The paper positions LLMs as "hypothesis mines"—higher-capability LLMs are richer mines, and more inference compute corresponds to more miners.

Highlights & Insights¶

Solid theoretical foundation: The sufficient decomposition is grounded in cognitive science rather than being an ad hoc evaluation design.
OOD inspiration retrieval finding is significant: It demonstrates that LLMs possess the ability to discover non-obvious knowledge associations.
12-discipline coverage: Spanning from physics to law, validating the broad applicability of the method.
Automatically updatable: The framework can extract new papers over time, avoiding data leakage.

Limitations & Future Work¶

Hypothesis evaluation relies on semantic matching: Evaluating genuinely novel hypotheses remains difficult.
Inspiration extraction accuracy at 91.9%: Room for further improvement remains.
Only hypothesis discovery is evaluated: Experimental validation of hypotheses is not assessed.
Future directions include integrating with experiment agents to complete the full scientific discovery loop, and evaluating hypothesis novelty and impact.

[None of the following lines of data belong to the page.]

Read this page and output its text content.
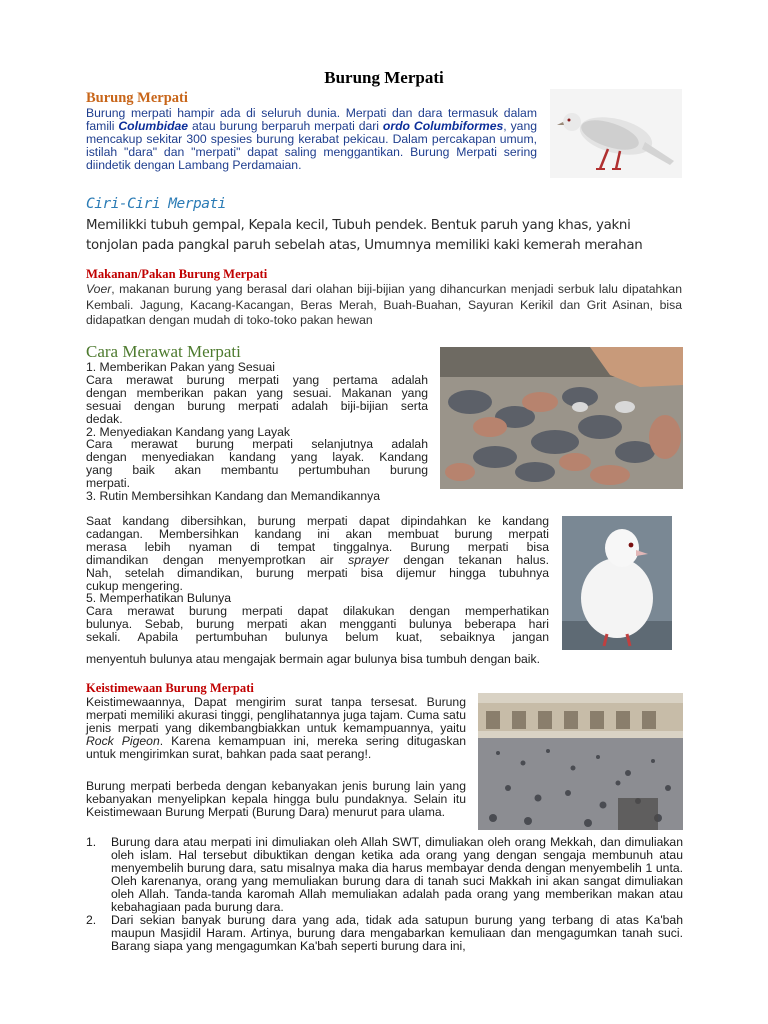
Burung Merpati
Burung Merpati

Burung merpati hampir ada di seluruh dunia. Merpati dan dara termasuk dalam famili Columbidae atau burung berparuh merpati dari ordo Columbiformes, yang mencakup sekitar 300 spesies burung kerabat pekicau. Dalam percakapan umum, istilah "dara" dan "merpati" dapat saling menggantikan. Burung Merpati sering diindetik dengan Lambang Perdamaian.

Ciri-Ciri Merpati

Memilikki tubuh gempal, Kepala kecil, Tubuh pendek. Bentuk paruh yang khas, yakni tonjolan pada pangkal paruh sebelah atas, Umumnya memiliki kaki kemerah merahan

Makanan/Pakan Burung Merpati

Voer, makanan burung yang berasal dari olahan biji-bijian yang dihancurkan menjadi serbuk lalu dipatahkan Kembali. Jagung, Kacang-Kacangan, Beras Merah, Buah-Buahan, Sayuran Kerikil dan Grit Asinan, bisa didapatkan dengan mudah di toko-toko pakan hewan

Cara Merawat Merpati
1. Memberikan Pakan yang Sesuai
Cara merawat burung merpati yang pertama adalah
dengan memberikan pakan yang sesuai. Makanan yang
sesuai dengan burung merpati adalah biji-bijian serta
dedak.
2. Menyediakan Kandang yang Layak
Cara merawat burung merpati selanjutnya adalah
dengan menyediakan kandang yang layak. Kandang
yang baik akan membantu pertumbuhan burung
merpati.
3. Rutin Membersihkan Kandang dan Memandikannya
Saat kandang dibersihkan, burung merpati dapat dipindahkan ke kandang
cadangan. Membersihkan kandang ini akan membuat burung merpati
merasa lebih nyaman di tempat tinggalnya. Burung merpati bisa
dimandikan dengan menyemprotkan air sprayer dengan tekanan halus.
Nah, setelah dimandikan, burung merpati bisa dijemur hingga tubuhnya
cukup mengering.
5. Memperhatikan Bulunya
Cara merawat burung merpati dapat dilakukan dengan memperhatikan
bulunya. Sebab, burung merpati akan mengganti bulunya beberapa hari
sekali. Apabila pertumbuhan bulunya belum kuat, sebaiknya jangan
menyentuh bulunya atau mengajak bermain agar bulunya bisa tumbuh dengan baik.
Keistimewaan Burung Merpati
Keistimewaannya, Dapat mengirim surat tanpa tersesat. Burung merpati memiliki akurasi tinggi, penglihatannya juga tajam. Cuma satu jenis merpati yang dikembangbiakkan untuk kemampuannya, yaitu Rock Pigeon. Karena kemampuan ini, mereka sering ditugaskan untuk mengirimkan surat, bahkan pada saat perang!.
Burung merpati berbeda dengan kebanyakan jenis burung lain yang kebanyakan menyelipkan kepala hingga bulu pundaknya. Selain itu Keistimewaan Burung Merpati (Burung Dara) menurut para ulama.
1. Burung dara atau merpati ini dimuliakan oleh Allah SWT, dimuliakan oleh orang Mekkah, dan dimuliakan oleh islam. Hal tersebut dibuktikan dengan ketika ada orang yang dengan sengaja membunuh atau menyembelih burung dara, satu misalnya maka dia harus membayar denda dengan menyembelih 1 unta. Oleh karenanya, orang yang memuliakan burung dara di tanah suci Makkah ini akan sangat dimuliakan oleh Allah. Tanda-tanda karomah Allah memuliakan adalah pada orang yang memberikan makan atau kebahagiaan pada burung dara.
2. Dari sekian banyak burung dara yang ada, tidak ada satupun burung yang terbang di atas Ka'bah maupun Masjidil Haram. Artinya, burung dara mengabarkan kemuliaan dan mengagumkan tanah suci. Barang siapa yang mengagumkan Ka'bah seperti burung dara ini,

vs. IdeaBench: Covers only biomedicine, lacks inspiration retrieval evaluation, uses rule-based extraction (not LLM-based), and is single-domain.
vs. DiscoveryBench/ScienceAgentBench: Focuses on specific subtasks such as code writing without analyzing the fundamental decomposition of discovery.
vs. MOOSE-Chem: Proposes an inspiration-driven discovery framework but is limited to chemistry and materials science; ResearchBench extends this to 12 disciplines.

Rating¶

Novelty: ⭐⭐⭐⭐⭐ First interdisciplinary scientific discovery benchmark grounded in a theoretically sufficient decomposition; the insight of treating inspiration retrieval as an OOD task is unique.
Experimental Thoroughness: ⭐⭐⭐⭐ 12-discipline coverage, multi-model comparison, and expert validation, though evaluation details for some tasks are limited.
Writing Quality: ⭐⭐⭐⭐ The theoretical framework is clearly articulated, and the backpropagation-style inspiration examples are intuitive.
Value: ⭐⭐⭐⭐⭐ Provides the first systematic evaluation framework for AI-assisted scientific discovery; the "hypothesis mine" framing is thought-provoking.